At first, for both, the ultimate goal is to win. The patient only wants to get better, to be cured, to get back to his/her old life. The athlete wants to beat out competitors, to win gold.
Someplace within us, we always hang on to those goals. Of course Lymies hope for a cure. Of course an Olympic athlete who has trained for years wants a medal to show for it. But what about the Lymie who was misdiagnosed for years, who is on long term treatment that is helping but also causing Herxheimer reactions? What about the athlete who trained as long and hard as the medalists, but falls just short of the time or score needed to get on the podium? What about the Lymie who relapses, the athlete who trips and falls in the final race?
This is where the Olympic creed comes in. It can be really hard for Lymies—and, I imagine, for athletes—to remember that “the most important thing is not to win but to take part.” When I was shaking in bed from mini seizures, begging for sleep that would not come, and changing my sheets every couple of hours from drenching nightsweats, I’d had it with taking part. I wanted to win, but more often than not, I wanted to give up.
Had I given up, however, I wouldn’t have tasted the sweet victory of remission. I’m not cured. I’m not back to the life I led before Lyme. But I am living a great new life within the context of my illnesses, one that involves medications and naps but also teaching, writing, socializing, skiing, and paddleboarding. I earned that life by showing up for battle, every day. By taking part in the most hellish aspects of my medical journey. Participating in the struggle is precisely what brought me to a new definition of triumph.
The Olympic athletes I look up to now are the ones who embody the Olympic creed. Athletes whose training has been that much harder than their competitors’, because it has also involved fighting Lyme. There’s Elena Delle Donne, a member of the U.S. basketball team headed to Rio. Diagnosed in 2008, Delle Donne has struggled through relapses to become the WNBA MVP, and the first ambassador for the Lyme Research Alliance (which merged with the Tick Borne Disease Alliance to form the Global Lyme Alliance). In an interview with Reuters, Delle Donne said, “This season I’ve been playing well and staying pretty healthy so people just think the disease is gone. But it’s something I battle every single day.”
Other Olympic athletes who have shown up for the daily struggle of Lyme include Christie Rampone, captain of the 2012 U.S. Olympic soccer team, and Angeli Vanlaanen, freestyle skier who competed at the 2014 games in Sochi (Vanlaanen also created Lymelight, a video about her battle with Lyme. Despite poor conditions in Sochi that led to disappointing runs for Vanlaanen, she expressed in interviews how grateful she was just to be able to compete. For Vanlaanen, “the essential thing [was] not to have conquered, but to have fought well.”
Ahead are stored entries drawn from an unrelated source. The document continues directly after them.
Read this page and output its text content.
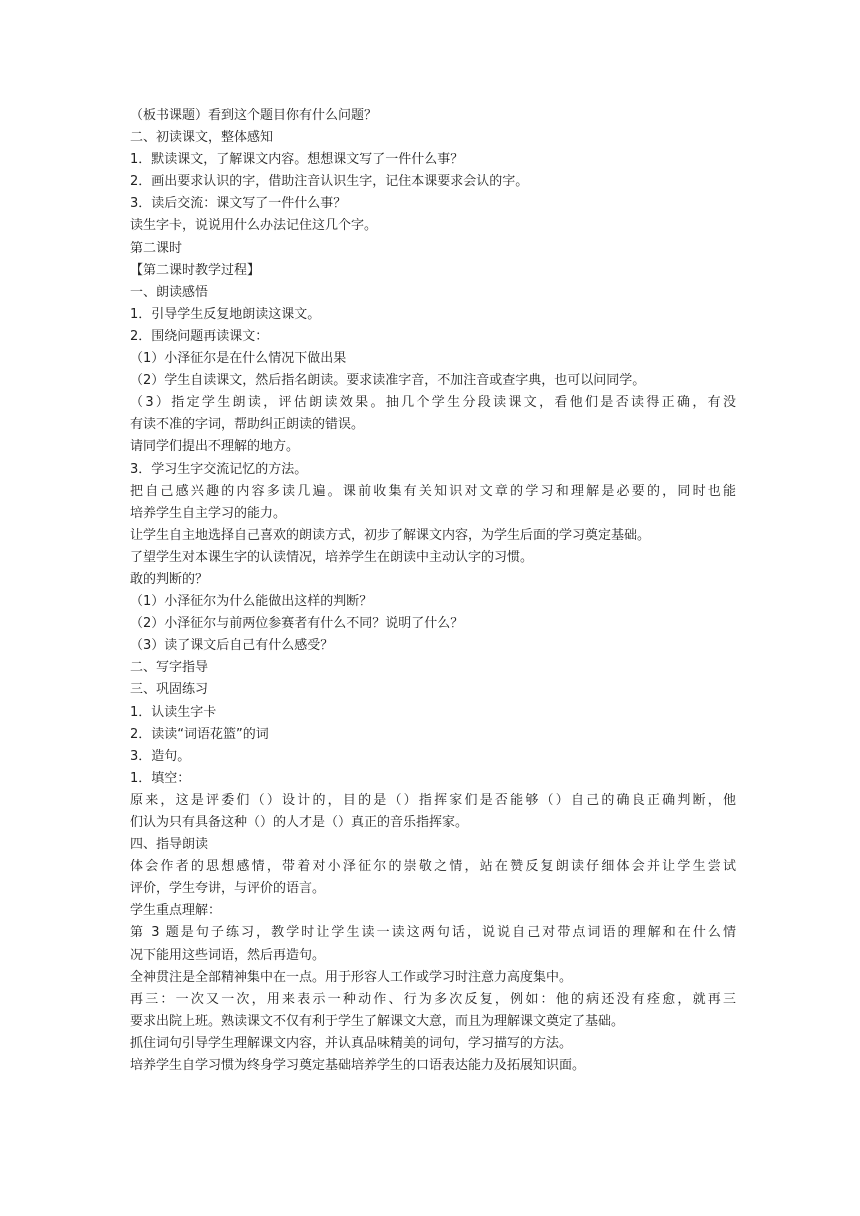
（板书课题）看到这个题目你有什么问题？
二、初读课文，整体感知
1．默读课文，了解课文内容。想想课文写了一件什么事？
2．画出要求认识的字，借助注音认识生字，记住本课要求会认的字。
3．读后交流：课文写了一件什么事？
读生字卡，说说用什么办法记住这几个字。
第二课时
【第二课时教学过程】
一、朗读感悟
1．引导学生反复地朗读这课文。
2．围绕问题再读课文：
（1）小泽征尔是在什么情况下做出果
（2）学生自读课文，然后指名朗读。要求读准字音，不加注音或查字典，也可以问同学。
（3）指定学生朗读，评估朗读效果。抽几个学生分段读课文，看他们是否读得正确，有没
有读不准的字词，帮助纠正朗读的错误。
请同学们提出不理解的地方。
3．学习生字交流记忆的方法。
把自己感兴趣的内容多读几遍。课前收集有关知识对文章的学习和理解是必要的，同时也能
培养学生自主学习的能力。
让学生自主地选择自己喜欢的朗读方式，初步了解课文内容，为学生后面的学习奠定基础。
了望学生对本课生字的认读情况，培养学生在朗读中主动认字的习惯。
敢的判断的？
（1）小泽征尔为什么能做出这样的判断？
（2）小泽征尔与前两位参赛者有什么不同？说明了什么？
（3）读了课文后自己有什么感受？
二、写字指导
三、巩固练习
1．认读生字卡
2．读读“词语花篮”的词
3．造句。
1．填空：
原来，这是评委们（）设计的，目的是（）指挥家们是否能够（）自己的确良正确判断，他
们认为只有具备这种（）的人才是（）真正的音乐指挥家。
四、指导朗读
体会作者的思想感情，带着对小泽征尔的崇敬之情，站在赞反复朗读仔细体会并让学生尝试
评价，学生夸讲，与评价的语言。
学生重点理解：
第 3 题是句子练习，教学时让学生读一读这两句话，说说自己对带点词语的理解和在什么情
况下能用这些词语，然后再造句。
全神贯注是全部精神集中在一点。用于形容人工作或学习时注意力高度集中。
再三：一次又一次，用来表示一种动作、行为多次反复，例如：他的病还没有痊愈，就再三
要求出院上班。熟读课文不仅有利于学生了解课文大意，而且为理解课文奠定了基础。
抓住词句引导学生理解课文内容，并认真品味精美的词句，学习描写的方法。
培养学生自学习惯为终身学习奠定基础培养学生的口语表达能力及拓展知识面。
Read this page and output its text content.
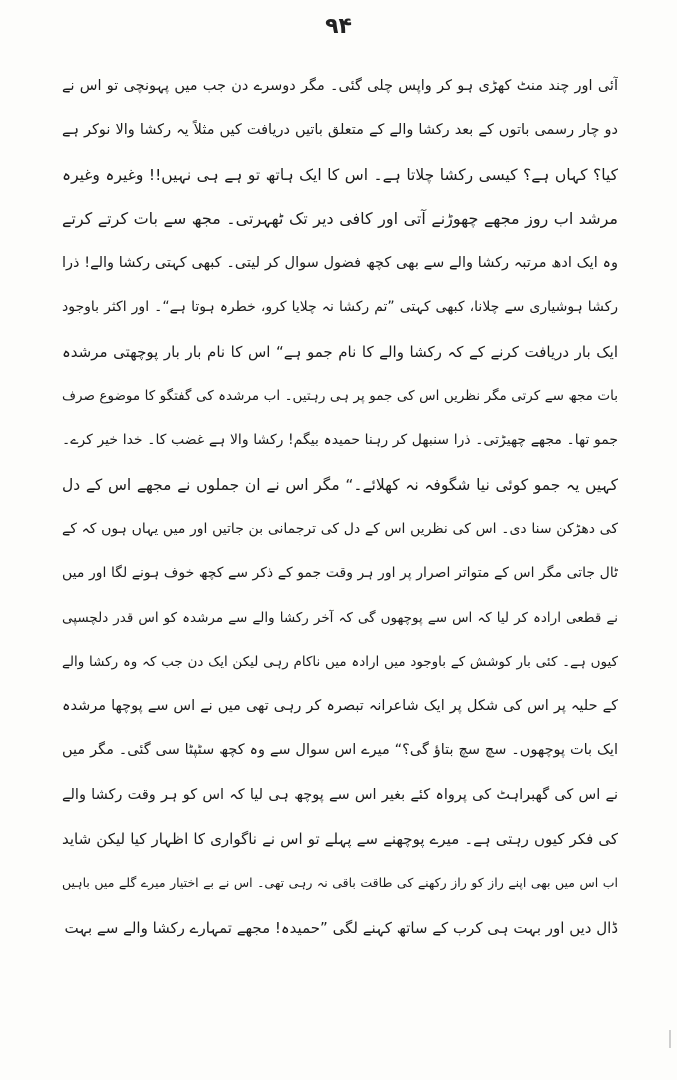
۹۴
آئی اور چند منٹ کھڑی ہو کر واپس چلی گئی۔ مگر دوسرے دن جب میں پہونچی تو اس نے
دو چار رسمی باتوں کے بعد رکشا والے کے متعلق باتیں دریافت کیں مثلاً یہ رکشا والا نوکر ہے
کیا؟ کہاں ہے؟ کیسی رکشا چلاتا ہے۔ اس کا ایک ہاتھ تو ہے ہی نہیں!! وغیرہ وغیرہ
مرشد اب روز مجھے چھوڑنے آتی اور کافی دیر تک ٹھہرتی۔ مجھ سے بات کرتے کرتے
وہ ایک ادھ مرتبہ رکشا والے سے بھی کچھ فضول سوال کر لیتی۔ کبھی کہتی رکشا والے! ذرا
رکشا ہوشیاری سے چلانا، کبھی کہتی ”تم رکشا نہ چلایا کرو، خطرہ ہوتا ہے“۔ اور اکثر باوجود
ایک بار دریافت کرنے کے کہ رکشا والے کا نام جمو ہے“ اس کا نام بار بار پوچھتی مرشدہ
بات مجھ سے کرتی مگر نظریں اس کی جمو پر ہی رہتیں۔ اب مرشدہ کی گفتگو کا موضوع صرف
جمو تھا۔ مجھے چھیڑتی۔ ذرا سنبھل کر رہنا حمیدہ بیگم! رکشا والا ہے غضب کا۔ خدا خیر کرے۔
کہیں یہ جمو کوئی نیا شگوفہ نہ کھلائے۔“ مگر اس نے ان جملوں نے مجھے اس کے دل
کی دھڑکن سنا دی۔ اس کی نظریں اس کے دل کی ترجمانی بن جاتیں اور میں یہاں ہوں کہ کے
ٹال جاتی مگر اس کے متواتر اصرار پر اور ہر وقت جمو کے ذکر سے کچھ خوف ہونے لگا اور میں
نے قطعی ارادہ کر لیا کہ اس سے پوچھوں گی کہ آخر رکشا والے سے مرشدہ کو اس قدر دلچسپی
کیوں ہے۔ کئی بار کوشش کے باوجود میں ارادہ میں ناکام رہی لیکن ایک دن جب کہ وہ رکشا والے
کے حلیہ پر اس کی شکل پر ایک شاعرانہ تبصرہ کر رہی تھی میں نے اس سے پوچھا مرشدہ
ایک بات پوچھوں۔ سچ سچ بتاؤ گی؟“ میرے اس سوال سے وہ کچھ سٹپٹا سی گئی۔ مگر میں
نے اس کی گھبراہٹ کی پرواہ کئے بغیر اس سے پوچھ ہی لیا کہ اس کو ہر وقت رکشا والے
کی فکر کیوں رہتی ہے۔ میرے پوچھنے سے پہلے تو اس نے ناگواری کا اظہار کیا لیکن شاید
اب اس میں بھی اپنے راز کو راز رکھنے کی طاقت باقی نہ رہی تھی۔ اس نے بے اختیار میرے گلے میں باہیں
ڈال دیں اور بہت ہی کرب کے ساتھ کہنے لگی ”حمیدہ! مجھے تمہارے رکشا والے سے بہت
For all of us struggling with tick borne illnesses, these athletes offer inspiration. They remind us that winning isn’t always about getting a gold medal, or being cured. The important thing is not for us to conquer Lyme, but to fight it well. It’s not an easy fight, but it is worth it. I can promise you that the new life I am living feels even greater than having a plastic Olympic medal placed around my neck. Remission is the real deal.